Andrea Brewing Photography

Bring Carrots…

Savi-01

People are going to start to think I like horses or something.  Well I don’t… I LOVE them… one in particular.

What I know about horses could fill the head of a pin.  I am a newbie in the horse world.  What I don’t know about horses could easily fill a trilogy.  But none of that matters.  I love my horse and she tolerates me.  I am sure she will eventually come to love me back but building a bond of trust takes time.  And she is worth the time.  She is smart.  She learns things quickly and she figures things out just as fast.  I have been working with her using a chain over her nose.  It does not hurt her, but it does put pressure if I need it.  She knows it is there so she behaves very well.  She did figure out how to get the chain off her nose the other day so now I have to put it on a little differently.

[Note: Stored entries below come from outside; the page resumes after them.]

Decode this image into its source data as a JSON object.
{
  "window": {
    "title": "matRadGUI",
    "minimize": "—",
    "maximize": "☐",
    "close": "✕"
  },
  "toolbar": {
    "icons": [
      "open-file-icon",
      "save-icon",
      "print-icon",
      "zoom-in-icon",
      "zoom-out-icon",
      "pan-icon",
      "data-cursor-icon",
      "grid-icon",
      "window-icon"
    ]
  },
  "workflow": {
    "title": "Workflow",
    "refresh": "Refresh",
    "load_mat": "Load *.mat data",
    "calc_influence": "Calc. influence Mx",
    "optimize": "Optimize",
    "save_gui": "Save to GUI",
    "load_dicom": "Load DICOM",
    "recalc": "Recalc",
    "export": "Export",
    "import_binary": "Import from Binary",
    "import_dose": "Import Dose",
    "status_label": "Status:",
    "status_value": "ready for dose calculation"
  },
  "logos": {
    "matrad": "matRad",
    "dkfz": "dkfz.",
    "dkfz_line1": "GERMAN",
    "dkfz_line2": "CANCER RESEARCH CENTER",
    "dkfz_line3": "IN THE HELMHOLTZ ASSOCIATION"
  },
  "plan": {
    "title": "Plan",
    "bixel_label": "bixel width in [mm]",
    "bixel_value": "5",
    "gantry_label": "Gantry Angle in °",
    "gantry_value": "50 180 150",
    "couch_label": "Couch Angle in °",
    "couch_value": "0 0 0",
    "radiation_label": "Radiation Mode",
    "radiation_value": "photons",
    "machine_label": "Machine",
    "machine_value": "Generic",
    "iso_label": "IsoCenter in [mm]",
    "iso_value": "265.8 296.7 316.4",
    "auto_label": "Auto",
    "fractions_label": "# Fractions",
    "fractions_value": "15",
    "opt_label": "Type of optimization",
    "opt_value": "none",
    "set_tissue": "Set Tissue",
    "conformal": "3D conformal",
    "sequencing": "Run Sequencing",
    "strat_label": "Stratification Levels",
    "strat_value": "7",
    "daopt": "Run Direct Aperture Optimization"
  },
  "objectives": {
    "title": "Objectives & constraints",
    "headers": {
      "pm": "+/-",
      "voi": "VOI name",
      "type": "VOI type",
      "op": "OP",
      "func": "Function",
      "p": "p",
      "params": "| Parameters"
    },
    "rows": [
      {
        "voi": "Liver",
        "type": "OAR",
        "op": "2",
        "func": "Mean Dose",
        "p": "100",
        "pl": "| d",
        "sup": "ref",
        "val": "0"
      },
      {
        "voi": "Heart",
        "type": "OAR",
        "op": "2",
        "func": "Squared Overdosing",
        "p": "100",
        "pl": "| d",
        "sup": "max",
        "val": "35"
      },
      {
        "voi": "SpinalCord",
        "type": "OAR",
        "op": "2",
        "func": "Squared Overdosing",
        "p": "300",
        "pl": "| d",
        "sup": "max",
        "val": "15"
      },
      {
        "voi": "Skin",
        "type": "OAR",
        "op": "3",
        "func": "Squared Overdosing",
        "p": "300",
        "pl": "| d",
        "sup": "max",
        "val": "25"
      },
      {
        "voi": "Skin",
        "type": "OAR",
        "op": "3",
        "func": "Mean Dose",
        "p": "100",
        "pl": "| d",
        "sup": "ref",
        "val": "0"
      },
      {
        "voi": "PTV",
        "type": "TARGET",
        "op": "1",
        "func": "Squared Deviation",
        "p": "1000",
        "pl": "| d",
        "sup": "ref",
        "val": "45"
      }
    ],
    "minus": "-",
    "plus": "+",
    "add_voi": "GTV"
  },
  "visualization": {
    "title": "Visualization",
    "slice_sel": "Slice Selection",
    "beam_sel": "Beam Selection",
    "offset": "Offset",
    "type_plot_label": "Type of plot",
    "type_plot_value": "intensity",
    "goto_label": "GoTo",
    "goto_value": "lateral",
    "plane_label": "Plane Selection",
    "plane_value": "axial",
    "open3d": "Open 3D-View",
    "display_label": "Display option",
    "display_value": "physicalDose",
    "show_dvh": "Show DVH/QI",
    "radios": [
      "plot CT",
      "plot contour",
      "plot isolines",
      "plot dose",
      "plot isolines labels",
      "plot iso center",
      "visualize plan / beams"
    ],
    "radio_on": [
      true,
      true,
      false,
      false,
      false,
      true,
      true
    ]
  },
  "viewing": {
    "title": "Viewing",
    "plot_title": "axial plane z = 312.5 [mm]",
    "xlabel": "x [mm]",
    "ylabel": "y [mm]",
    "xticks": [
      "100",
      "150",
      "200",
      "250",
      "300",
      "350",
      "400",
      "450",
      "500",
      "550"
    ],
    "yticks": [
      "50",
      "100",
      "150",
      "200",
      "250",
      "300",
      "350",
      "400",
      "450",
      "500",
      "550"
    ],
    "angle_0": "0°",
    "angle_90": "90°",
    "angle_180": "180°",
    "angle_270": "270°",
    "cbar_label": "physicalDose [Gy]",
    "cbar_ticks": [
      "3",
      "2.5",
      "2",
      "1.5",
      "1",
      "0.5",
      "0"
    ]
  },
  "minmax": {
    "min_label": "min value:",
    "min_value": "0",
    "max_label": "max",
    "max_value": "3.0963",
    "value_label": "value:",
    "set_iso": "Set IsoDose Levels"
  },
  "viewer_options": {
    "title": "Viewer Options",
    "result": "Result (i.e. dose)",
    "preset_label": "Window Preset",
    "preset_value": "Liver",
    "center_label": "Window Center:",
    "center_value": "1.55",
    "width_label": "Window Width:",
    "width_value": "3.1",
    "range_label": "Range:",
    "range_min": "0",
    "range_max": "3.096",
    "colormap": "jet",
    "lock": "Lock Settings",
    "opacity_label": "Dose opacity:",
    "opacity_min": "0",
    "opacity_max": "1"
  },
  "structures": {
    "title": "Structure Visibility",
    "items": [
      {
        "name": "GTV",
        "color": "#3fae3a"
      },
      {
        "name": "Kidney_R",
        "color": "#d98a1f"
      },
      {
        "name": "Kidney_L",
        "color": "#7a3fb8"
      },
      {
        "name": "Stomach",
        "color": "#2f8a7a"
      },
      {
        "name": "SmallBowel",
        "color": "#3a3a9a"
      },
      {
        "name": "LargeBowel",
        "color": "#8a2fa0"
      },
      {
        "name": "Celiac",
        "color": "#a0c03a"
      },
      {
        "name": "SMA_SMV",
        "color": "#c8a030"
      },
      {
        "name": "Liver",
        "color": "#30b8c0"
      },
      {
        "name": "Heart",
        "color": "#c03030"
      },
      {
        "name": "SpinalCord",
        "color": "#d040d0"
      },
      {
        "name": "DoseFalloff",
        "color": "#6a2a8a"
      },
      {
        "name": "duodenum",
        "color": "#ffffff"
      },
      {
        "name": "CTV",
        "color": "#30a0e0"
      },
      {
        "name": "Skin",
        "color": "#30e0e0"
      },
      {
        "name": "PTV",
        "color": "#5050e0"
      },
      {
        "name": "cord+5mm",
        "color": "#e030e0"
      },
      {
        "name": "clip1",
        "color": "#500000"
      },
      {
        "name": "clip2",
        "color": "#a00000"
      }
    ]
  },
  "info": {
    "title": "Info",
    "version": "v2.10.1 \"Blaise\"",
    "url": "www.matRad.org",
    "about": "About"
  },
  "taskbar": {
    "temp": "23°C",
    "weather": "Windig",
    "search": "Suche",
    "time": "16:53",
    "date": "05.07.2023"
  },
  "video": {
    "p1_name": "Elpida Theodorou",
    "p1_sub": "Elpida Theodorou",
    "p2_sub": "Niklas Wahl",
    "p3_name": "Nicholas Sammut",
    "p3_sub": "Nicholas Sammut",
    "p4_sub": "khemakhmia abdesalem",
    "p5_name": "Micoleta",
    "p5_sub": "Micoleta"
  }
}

A few weeks ago I ducked under the fence to take a photo of her because she was off by herself  but in doing so I got some snow on my camera lens.  I was so completely engrossed in cleaning my camera that I wasn’t paying attention to anything else.  When I did look up, there was Savi, right beside me, stretching her nose over saying “whatchya got… can I eat it?”  So I scratched her neck affectionately and walked away.  She followed me, so I spent half an hour just walking around with her tagging around behind me.  That was the best feeling, knowing my horse wanted to be with me, no ropes, no chains, no carrots, just us.

I still look at Savi and can’t believe she is mine.  It’s like being in a dream.  I go up to the barn in the rain just to give her a carrot and watch her eat.  When I get there, she looks up at me from her munching… “hey, it’s you…” that’s what she says. She eventually makes her way over to see me while I stand there talking to her.  I scratch her nose and her neck, she sniffs my pockets.  “I knew you brought me a carrot!”  she exclaims excitedly.  I break the carrot into a bunch of smaller pieces and give them to her one at a time. I want this time to take as long as possible.  I have her undivided attention… or rather the carrot does, but I’ll take it.  Once the carrot is gone, she hangs out at the fence with me for a few minutes in case there are more hiding in my pockets, then she ambles back to her hay, saying “see you again soon… bring carrots.”